Success is not just at the administrative level either. Educators at the high school are seeing the programs make a huge difference, especially with students coming from a nontraditional educational background.
“I've had homeschooled students come in, and they’ve missed all of the essential stuff in middle school, and they use [Edmentum] to get caught up,” stated AP® U.S. History teacher Nick DeFilippis. We had one specific student that I am aware of, who graduated on time, has a great job now, and became a great student. I think [Edmentum] helped transition homeschooled students.”
High school science teacher Shannon Ryan had a similar experience with a student who utilized Edmentum programs for a nontraditional route to graduation.
“I have this specific student that graduated this past year, that if you gave them Edmentum, they would absolutely crush it, and this specific student was able to graduate simply because they responded well to independent, online learning,” said Mr. Ryan.

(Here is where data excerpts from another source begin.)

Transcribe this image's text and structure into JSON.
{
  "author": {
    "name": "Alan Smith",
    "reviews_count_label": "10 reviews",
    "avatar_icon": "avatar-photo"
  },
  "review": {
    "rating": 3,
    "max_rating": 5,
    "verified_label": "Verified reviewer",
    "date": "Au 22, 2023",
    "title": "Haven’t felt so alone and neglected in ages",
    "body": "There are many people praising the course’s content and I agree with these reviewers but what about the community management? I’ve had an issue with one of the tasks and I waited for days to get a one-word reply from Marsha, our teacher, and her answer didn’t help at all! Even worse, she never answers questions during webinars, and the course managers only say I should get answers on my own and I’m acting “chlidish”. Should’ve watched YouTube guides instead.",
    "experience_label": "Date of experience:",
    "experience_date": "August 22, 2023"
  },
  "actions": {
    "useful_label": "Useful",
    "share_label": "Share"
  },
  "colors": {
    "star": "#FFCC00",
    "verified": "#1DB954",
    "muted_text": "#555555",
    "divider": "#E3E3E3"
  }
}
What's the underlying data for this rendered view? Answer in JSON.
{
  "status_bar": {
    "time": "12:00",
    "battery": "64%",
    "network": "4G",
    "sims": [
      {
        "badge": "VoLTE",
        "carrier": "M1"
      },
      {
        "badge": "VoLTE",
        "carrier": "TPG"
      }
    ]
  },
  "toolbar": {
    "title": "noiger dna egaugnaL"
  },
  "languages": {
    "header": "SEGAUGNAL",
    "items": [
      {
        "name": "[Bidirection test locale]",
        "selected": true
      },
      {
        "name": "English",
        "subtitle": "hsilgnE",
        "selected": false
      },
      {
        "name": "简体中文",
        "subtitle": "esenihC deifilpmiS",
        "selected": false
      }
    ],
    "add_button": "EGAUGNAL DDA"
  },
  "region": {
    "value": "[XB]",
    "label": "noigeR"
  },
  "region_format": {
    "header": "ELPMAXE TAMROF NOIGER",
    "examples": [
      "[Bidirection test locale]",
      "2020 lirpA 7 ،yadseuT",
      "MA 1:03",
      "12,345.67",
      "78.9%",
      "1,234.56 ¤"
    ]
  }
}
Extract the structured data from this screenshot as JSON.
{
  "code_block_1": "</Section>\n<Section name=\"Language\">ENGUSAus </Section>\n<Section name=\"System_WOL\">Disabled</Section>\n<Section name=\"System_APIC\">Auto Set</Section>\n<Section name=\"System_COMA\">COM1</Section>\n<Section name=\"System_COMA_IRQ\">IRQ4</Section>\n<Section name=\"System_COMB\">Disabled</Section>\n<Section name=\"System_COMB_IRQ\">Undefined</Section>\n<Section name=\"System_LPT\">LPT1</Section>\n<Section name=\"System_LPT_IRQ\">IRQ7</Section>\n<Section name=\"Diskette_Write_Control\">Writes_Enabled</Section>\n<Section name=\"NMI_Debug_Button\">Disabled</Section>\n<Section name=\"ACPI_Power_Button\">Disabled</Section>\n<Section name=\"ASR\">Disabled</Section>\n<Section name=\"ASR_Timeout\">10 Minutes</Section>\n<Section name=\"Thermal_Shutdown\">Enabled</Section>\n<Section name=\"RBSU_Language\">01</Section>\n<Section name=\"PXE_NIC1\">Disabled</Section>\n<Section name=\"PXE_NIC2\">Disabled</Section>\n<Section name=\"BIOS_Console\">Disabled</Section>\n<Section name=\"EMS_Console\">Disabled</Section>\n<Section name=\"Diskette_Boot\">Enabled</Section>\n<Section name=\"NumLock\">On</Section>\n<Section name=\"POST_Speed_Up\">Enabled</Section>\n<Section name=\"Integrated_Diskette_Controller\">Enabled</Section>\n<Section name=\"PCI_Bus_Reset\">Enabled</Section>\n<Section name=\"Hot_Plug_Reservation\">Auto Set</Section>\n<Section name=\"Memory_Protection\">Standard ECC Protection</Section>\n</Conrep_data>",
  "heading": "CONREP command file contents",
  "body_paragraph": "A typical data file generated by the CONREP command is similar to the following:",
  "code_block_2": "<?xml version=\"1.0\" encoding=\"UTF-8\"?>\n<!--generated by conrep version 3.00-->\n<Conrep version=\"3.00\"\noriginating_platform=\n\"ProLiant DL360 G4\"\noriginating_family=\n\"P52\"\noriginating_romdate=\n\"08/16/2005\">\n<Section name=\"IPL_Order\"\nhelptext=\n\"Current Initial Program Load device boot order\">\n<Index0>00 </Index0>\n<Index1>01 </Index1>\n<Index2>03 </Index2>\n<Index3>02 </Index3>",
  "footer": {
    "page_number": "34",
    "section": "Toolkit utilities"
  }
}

I think [Edmentum] is really what's given people the confidence that we can satisfy educational needs of our students, even in a remote situation. I do not know that we would have been able to do that without really having weighed into the idea that it is possible through online tools and supplementary tools.
Dr. Corey Tafoya
Harvard Community Unit School District 50 has already seen a lot of success but is not done yet. The district has some inspiring goals lined up for the future, including commitments for quality professional development and top-notch graduation rates.
Dr. Tafoya was quick to add that Edmentum’s tools have empowered the district to move forward with its goals, confident that it is creating something valid enough to correctly measure its students’ learning and growth.
When asked if the district would recommend Edmentum programs to other schools in need of remote-learning accessibility, Dr. Cooke responded with certainty, “If someone were to ask about Edmentum, I'd say 100 percent. I would tell anybody that asked to go for it, not to wait for another sunny day.”